A cidade brasileira onde 40 °C são rotina e ter ar-condicionado virou necessidade para sobreviver
Entre bacia, asfalto e ar seco, esta cidade enfrenta picos acima de 40°C e muda rotina, obras e cidade para reduzir riscos

Quando o relógio ainda nem marcou 7h, esta cidade já dá sinais de que o dia será duro. Em semanas de calor intenso, a capital mato-grossense entra nos rankings de maiores temperaturas do país e vê a umidade despencar, em um combo que pressiona corpo, bolso e infraestrutura.
Por que Cuiabá esquenta tanto?
Pesquisas acadêmicas e análises locais apontam que a geografia pesa: Cuiabá se desenvolveu em área de relevo que dificulta a circulação de ventos e favorece o “acúmulo” de ar quente. Some a isso a urbanização acelerada e pouca arborização, e o efeito de ilha de calor ganha força.
Calor não é só desconforto: é risco
No auge da seca, é comum a combinação de máximas na casa dos 40°C com umidade em níveis muito baixos. Em episódios recentes, medições associadas ao monitoramento do Inmet indicaram máximas acima de 40°C e umidade perto de 13%–14%, patamar que aumenta o risco de desidratação e exaustão térmica.
Rotina “invertida” e a cidade que funciona à sombra
A adaptação virou cultura: serviços pesados começam mais cedo, o pico do meio-dia esvazia ruas e a vida volta a pulsar no começo da noite. A climatização, antes luxo, virou item de sobrevivência em casa, no trabalho e no transporte.

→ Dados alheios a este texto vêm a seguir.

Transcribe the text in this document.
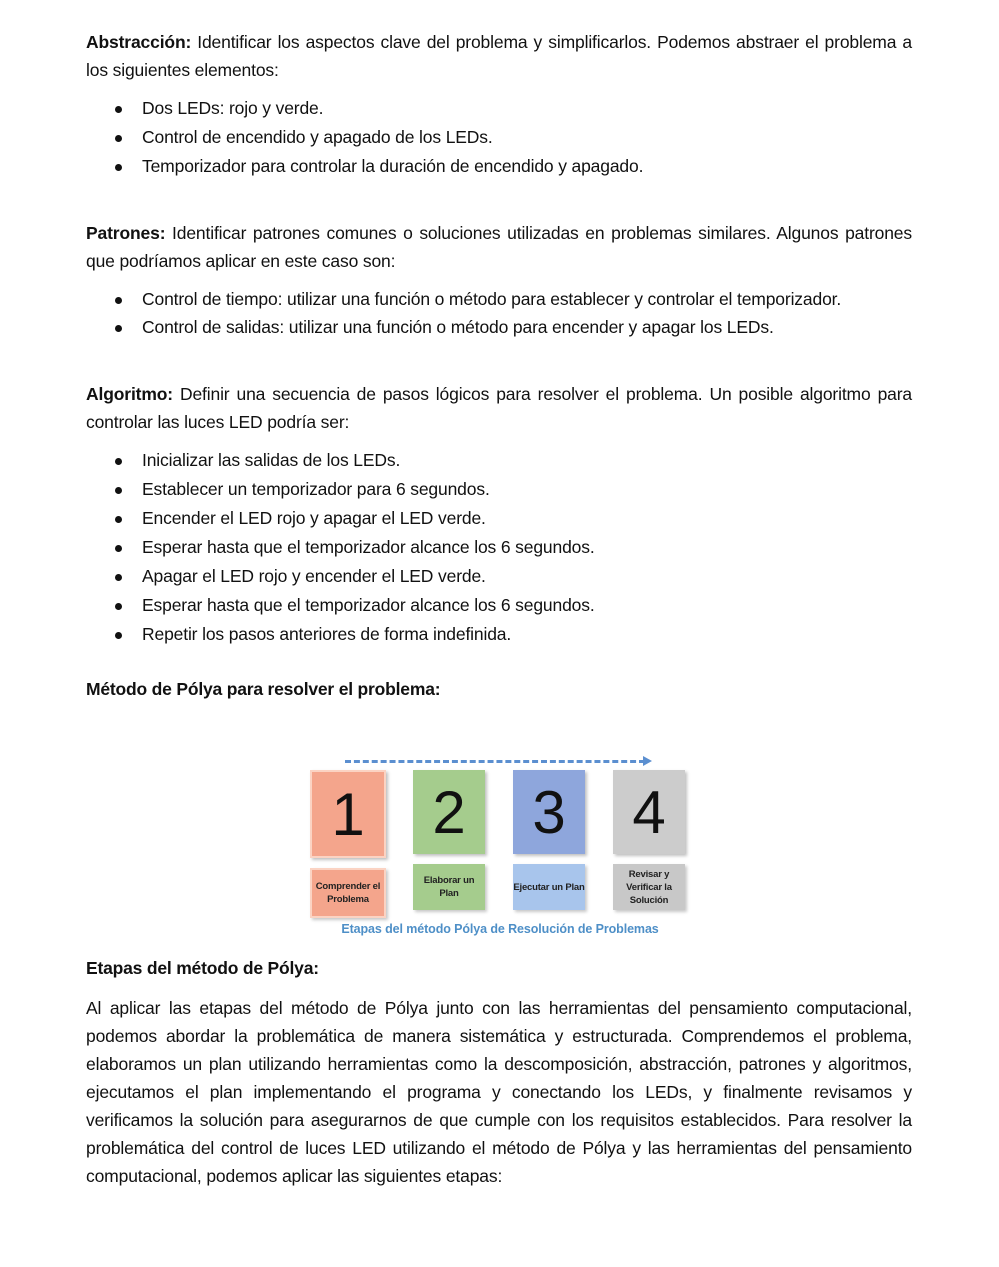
Abstracción: Identificar los aspectos clave del problema y simplificarlos. Podemos abstraer el problema a los siguientes elementos:

Dos LEDs: rojo y verde.
Control de encendido y apagado de los LEDs.
Temporizador para controlar la duración de encendido y apagado.

Patrones: Identificar patrones comunes o soluciones utilizadas en problemas similares. Algunos patrones que podríamos aplicar en este caso son:

Control de tiempo: utilizar una función o método para establecer y controlar el temporizador.
Control de salidas: utilizar una función o método para encender y apagar los LEDs.

Algoritmo: Definir una secuencia de pasos lógicos para resolver el problema. Un posible algoritmo para controlar las luces LED podría ser:

Inicializar las salidas de los LEDs.
Establecer un temporizador para 6 segundos.
Encender el LED rojo y apagar el LED verde.
Esperar hasta que el temporizador alcance los 6 segundos.
Apagar el LED rojo y encender el LED verde.
Esperar hasta que el temporizador alcance los 6 segundos.
Repetir los pasos anteriores de forma indefinida.

Método de Pólya para resolver el problema:

1
Comprender el Problema
2
Elaborar un Plan
3
Ejecutar un Plan
4
Revisar y Verificar la Solución
Etapas del método Pólya de Resolución de Problemas

Etapas del método de Pólya:

Al aplicar las etapas del método de Pólya junto con las herramientas del pensamiento computacional, podemos abordar la problemática de manera sistemática y estructurada. Comprendemos el problema, elaboramos un plan utilizando herramientas como la descomposición, abstracción, patrones y algoritmos, ejecutamos el plan implementando el programa y conectando los LEDs, y finalmente revisamos y verificamos la solución para asegurarnos de que cumple con los requisitos establecidos. Para resolver la problemática del control de luces LED utilizando el método de Pólya y las herramientas del pensamiento computacional, podemos aplicar las siguientes etapas:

Urbanismo e arquitetura na linha de frente
Para enfrentar a sensação térmica, a prefeitura aposta em ampliar e qualificar a arborização, com plano para mapear árvores e orientar novos plantios, reconhecendo o papel das áreas verdes na redução do calor.
A ciência reforça o caminho: estudos indicam que vegetação urbana pode reduzir a temperatura em áreas densas e orientar políticas e regras de construção mais adequadas ao clima.